-
Story
-
Resolution: Done
-
Major
-
None
Goals
- Use available pod disruption primitives to harden the LokiStack reliability during OCP cluster restarts
- Keep the LokiStack ingestion path working while the OCP cluster is restarting
- Keep the LokiStack query path working while the OCP cluster is restarting
Motivation
In OpenShift Container Platform 4, updates are applied based on MachineConfigPool level, requiring customers to apply PodDisruptionBudget to prevent undesired disruption when OpenShift Container Platform 4 - Nodes are being updated/rebooted.

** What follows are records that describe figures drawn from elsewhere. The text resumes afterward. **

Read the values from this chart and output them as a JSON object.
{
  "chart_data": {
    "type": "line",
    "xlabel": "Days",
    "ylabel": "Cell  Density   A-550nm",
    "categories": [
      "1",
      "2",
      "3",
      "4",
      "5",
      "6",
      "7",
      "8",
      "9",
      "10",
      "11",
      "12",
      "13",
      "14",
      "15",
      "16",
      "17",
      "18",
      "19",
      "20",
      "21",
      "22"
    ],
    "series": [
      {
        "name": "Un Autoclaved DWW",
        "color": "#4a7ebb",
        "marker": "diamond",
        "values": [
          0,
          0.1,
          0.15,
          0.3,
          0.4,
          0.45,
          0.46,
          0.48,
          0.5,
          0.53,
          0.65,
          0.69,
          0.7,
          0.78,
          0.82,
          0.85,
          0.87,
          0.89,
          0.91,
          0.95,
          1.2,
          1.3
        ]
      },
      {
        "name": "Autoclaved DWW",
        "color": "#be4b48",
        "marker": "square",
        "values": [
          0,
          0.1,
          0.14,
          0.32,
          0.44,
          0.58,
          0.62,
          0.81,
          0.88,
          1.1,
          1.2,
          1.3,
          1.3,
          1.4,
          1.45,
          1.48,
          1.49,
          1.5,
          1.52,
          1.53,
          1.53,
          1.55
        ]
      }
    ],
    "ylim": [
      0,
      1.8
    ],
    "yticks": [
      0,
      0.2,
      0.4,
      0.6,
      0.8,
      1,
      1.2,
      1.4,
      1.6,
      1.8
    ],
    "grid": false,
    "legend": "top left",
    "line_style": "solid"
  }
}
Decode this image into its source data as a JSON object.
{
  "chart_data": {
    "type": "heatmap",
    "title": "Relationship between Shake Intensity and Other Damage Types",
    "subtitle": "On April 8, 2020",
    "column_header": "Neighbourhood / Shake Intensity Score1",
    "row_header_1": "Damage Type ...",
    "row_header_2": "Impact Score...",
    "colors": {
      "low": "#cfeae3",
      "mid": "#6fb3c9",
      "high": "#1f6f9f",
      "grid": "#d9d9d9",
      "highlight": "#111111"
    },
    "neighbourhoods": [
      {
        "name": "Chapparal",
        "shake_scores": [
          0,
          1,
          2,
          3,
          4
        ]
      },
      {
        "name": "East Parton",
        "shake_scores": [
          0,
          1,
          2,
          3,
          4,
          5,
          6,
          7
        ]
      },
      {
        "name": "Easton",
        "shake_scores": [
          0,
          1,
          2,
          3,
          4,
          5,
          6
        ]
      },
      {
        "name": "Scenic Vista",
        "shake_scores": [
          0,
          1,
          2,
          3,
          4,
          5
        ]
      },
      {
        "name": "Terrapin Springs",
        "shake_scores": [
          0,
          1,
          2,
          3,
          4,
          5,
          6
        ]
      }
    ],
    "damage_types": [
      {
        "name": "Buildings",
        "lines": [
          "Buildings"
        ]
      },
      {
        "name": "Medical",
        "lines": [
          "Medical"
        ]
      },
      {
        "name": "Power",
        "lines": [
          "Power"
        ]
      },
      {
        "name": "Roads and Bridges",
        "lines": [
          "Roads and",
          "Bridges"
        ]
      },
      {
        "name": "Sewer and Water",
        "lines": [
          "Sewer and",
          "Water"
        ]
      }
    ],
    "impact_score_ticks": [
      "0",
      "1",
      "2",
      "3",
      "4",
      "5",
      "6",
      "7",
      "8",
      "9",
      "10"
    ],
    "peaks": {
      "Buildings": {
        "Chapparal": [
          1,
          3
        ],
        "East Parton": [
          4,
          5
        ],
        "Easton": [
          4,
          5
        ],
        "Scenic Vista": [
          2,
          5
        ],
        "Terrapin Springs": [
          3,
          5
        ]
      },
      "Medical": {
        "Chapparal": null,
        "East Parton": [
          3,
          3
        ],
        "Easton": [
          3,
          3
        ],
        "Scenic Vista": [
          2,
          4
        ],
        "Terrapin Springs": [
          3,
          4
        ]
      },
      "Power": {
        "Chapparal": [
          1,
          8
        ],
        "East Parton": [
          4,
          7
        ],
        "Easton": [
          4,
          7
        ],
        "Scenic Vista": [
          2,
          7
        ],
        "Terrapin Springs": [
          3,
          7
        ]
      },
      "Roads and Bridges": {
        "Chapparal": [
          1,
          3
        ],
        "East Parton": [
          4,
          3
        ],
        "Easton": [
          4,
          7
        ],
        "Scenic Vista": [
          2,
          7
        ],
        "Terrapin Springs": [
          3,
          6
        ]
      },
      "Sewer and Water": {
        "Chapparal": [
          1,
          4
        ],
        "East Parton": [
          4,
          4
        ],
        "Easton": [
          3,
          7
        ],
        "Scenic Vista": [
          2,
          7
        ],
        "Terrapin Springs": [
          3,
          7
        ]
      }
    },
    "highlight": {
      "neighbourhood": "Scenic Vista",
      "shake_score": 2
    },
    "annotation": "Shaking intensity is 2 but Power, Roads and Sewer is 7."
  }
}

LokiStack is missing PodDisruptionBudget configuration, which could trigger all OpenShift Container Platform 4 - Nodes, hosting such components to be updated at the same time and therefore restart the entire service at the same time, which may introcued undesired service disruption.
Acceptance Criteria
- Any LokiStack deployment size supports OCP cluster restarts without human administrator attendance.
- Any LokiStack path (ingestion/query) keeps operating within the available boundaries of node resources (CPU/Memory) during OCP cluster restarts.
Documentation Considerations
PodDisruptionBudget are already well documented in the official OpenShift Container Platform documentation pages. However our Logging docs should have some sort of banner that we explains how the LokiStack will behave during cluster restarts, e.g. explaning the effect of each PodDisruptionBudget we place.